Much of the interest in lutein as a dietary supplement has developed because lutein from the diet accumulates in a small region of the eye. Light passes through the pupil and hits the retina at the back of the eye. The centre of the retina is called the macula and this is where lutein accumulates. The macula is very important for what we see directly in front of us, for seeing the fine details when reading and writing and for colour. As we age, the macula can become damaged leading to a condition called age-related macular degeneration (AMD). With AMD, vision in the centre of the eye becomes blurry and colours fade. Peripheral vision usually remains adequate. However, AMD is the leading cause of blindness in older people and treatments are not available.
Research has noted that European and American diets are providing less lutein, probably due to reduced vegetable intake. The recommended daily intake of lutein is 6mg, while the average intake among Europeans is 2.2mg. This has led to much interest in lutein being added to foods and beverages and to the use of lutein dietary supplements.
Evidence from studies
Extensive research has been carried out on lutein in the laboratory. Lutein is one of a large family of compounds called carotenoids. The best known of these is beta-carotene, which is converted into vitamin A in the body. In general, carotenoids are effective antioxidants. People with reduced levels of antioxidants tend to be at higher risk of a number of diseases like cancer and heart disease. The risk of age-related macular degeneration (AMD) is higher in people whose diet is low in antioxidants and particularly when lutein intake is low.
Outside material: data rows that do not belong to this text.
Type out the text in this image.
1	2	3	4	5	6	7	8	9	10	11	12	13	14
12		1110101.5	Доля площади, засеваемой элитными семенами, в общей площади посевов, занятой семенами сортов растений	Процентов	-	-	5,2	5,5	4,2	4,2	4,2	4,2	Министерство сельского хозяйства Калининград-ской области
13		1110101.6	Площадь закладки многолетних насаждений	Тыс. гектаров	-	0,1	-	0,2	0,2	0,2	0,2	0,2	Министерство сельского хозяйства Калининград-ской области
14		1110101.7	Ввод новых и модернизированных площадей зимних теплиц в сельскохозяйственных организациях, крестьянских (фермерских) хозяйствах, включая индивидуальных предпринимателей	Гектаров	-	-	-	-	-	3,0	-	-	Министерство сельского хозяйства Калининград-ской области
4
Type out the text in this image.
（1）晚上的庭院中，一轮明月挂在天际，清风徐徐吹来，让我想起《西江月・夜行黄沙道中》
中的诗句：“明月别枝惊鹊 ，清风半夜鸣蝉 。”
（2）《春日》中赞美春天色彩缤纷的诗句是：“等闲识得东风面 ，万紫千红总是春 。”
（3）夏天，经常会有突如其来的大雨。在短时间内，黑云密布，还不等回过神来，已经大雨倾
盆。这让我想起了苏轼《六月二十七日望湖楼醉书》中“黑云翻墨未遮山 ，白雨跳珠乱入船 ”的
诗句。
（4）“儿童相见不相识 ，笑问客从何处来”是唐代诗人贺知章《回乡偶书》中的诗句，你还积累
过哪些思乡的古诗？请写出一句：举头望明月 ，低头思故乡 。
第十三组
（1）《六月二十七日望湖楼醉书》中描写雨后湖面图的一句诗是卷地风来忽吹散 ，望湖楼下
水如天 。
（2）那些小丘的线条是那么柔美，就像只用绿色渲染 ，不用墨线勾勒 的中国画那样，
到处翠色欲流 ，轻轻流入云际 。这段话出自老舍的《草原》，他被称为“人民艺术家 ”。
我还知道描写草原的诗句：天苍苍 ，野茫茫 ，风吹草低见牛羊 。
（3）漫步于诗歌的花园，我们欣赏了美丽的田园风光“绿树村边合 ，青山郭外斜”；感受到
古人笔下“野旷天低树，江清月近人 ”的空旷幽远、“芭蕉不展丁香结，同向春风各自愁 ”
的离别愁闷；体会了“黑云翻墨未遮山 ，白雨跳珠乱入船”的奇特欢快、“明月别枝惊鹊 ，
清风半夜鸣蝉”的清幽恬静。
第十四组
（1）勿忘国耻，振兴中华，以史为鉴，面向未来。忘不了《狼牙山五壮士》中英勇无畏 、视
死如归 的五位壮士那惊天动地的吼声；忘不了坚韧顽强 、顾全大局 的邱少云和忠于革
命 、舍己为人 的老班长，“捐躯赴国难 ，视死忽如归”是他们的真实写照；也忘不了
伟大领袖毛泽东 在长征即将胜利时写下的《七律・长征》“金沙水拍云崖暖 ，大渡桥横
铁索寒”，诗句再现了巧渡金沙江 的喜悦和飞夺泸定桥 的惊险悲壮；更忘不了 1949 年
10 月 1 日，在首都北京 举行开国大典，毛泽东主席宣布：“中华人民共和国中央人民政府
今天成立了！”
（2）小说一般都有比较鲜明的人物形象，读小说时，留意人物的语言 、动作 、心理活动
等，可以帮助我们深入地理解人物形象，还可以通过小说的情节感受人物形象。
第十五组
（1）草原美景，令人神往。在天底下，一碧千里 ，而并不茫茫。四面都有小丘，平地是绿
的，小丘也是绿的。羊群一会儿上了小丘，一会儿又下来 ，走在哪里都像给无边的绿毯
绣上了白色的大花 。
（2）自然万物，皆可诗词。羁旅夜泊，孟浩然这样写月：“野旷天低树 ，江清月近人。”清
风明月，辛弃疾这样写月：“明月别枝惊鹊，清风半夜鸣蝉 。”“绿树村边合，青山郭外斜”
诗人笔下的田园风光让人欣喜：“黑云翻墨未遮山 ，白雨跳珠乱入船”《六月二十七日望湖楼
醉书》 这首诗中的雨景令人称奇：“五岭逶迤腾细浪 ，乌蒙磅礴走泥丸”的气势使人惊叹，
One study in people over 55 years found that those with the most lutein in their diet (more than 6mg per day) had almost half the risk of AMD as those with the lowest amount (less than 0.5mg per day).
Little research has been conducted on lutein dietary supplements. Although lutein is particularly important in the eye, it exists throughout the body. Taking supplements raises the blood lutein levels within a few weeks, while eye levels take longer to increase. One randomised, controlled trial gave men 10mg lutein or 10mg lutein plus other antioxidants or placebo. After one year those taking lutein had greater improvement on four different vision tests than those taking the placebo. Those taking lutein plus other antioxidants had the largest improvements.
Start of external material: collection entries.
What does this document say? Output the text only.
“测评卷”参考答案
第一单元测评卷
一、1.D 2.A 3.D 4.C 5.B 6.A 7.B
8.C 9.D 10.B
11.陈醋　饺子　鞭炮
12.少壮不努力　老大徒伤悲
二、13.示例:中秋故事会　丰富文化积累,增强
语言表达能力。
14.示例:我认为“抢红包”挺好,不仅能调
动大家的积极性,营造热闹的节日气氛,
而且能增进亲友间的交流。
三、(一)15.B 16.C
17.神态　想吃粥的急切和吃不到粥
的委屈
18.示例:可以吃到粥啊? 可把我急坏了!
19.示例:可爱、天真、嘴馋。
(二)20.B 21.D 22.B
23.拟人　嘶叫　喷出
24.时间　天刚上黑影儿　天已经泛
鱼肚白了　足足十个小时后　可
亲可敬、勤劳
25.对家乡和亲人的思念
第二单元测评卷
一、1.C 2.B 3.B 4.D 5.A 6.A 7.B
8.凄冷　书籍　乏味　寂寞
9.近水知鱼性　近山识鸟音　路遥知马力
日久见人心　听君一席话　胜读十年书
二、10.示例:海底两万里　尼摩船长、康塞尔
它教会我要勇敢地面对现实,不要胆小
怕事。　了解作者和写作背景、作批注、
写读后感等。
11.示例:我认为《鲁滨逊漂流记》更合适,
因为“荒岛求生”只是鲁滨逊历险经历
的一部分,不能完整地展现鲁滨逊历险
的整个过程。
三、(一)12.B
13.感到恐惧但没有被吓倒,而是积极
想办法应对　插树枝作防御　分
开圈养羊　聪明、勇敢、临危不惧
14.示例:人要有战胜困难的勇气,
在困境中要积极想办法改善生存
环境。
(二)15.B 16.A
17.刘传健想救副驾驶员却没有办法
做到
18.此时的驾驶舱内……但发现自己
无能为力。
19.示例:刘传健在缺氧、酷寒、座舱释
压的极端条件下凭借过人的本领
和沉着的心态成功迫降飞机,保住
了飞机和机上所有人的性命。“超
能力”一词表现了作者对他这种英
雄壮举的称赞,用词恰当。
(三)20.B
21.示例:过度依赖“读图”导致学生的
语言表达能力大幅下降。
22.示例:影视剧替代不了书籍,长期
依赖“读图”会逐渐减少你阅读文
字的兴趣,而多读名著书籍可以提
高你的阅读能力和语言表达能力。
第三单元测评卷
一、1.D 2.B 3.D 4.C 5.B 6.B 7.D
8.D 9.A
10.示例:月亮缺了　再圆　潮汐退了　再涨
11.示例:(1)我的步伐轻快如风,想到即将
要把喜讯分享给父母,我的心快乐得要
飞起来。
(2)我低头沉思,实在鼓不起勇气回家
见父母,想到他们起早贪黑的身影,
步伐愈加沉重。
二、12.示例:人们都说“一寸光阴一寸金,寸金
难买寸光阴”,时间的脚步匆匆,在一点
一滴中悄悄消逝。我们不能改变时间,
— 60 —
No adverse effects have been reported for lutein. Smoking and alcohol lead to reduced blood levels of lutein. Cigarette smoking is known to increase the risk of AMD. When smokers took supplements of beta-carotene, their risk of cancer increased further. This has not been examined with lutein, but since it is also a carotenoid, this provides another reason to stop smoking.
All of the evidence points to lutein being essential for good eyesight, especially as we age. Most studies have examined the benefits of dietary sources of lutein such as green leafy vegetables, with few examining lutein supplements. In those, people taking a range of antioxidants had more improvements than those taking lutein only. Although more research is needed, additional lutein in the diet would seem to keep our eyes healthy. About 6-10mg lutein per day appears to be optimal. A cup of cooked spinach contains about 26mg, while a cup of broccoli contains about 3mg lutein.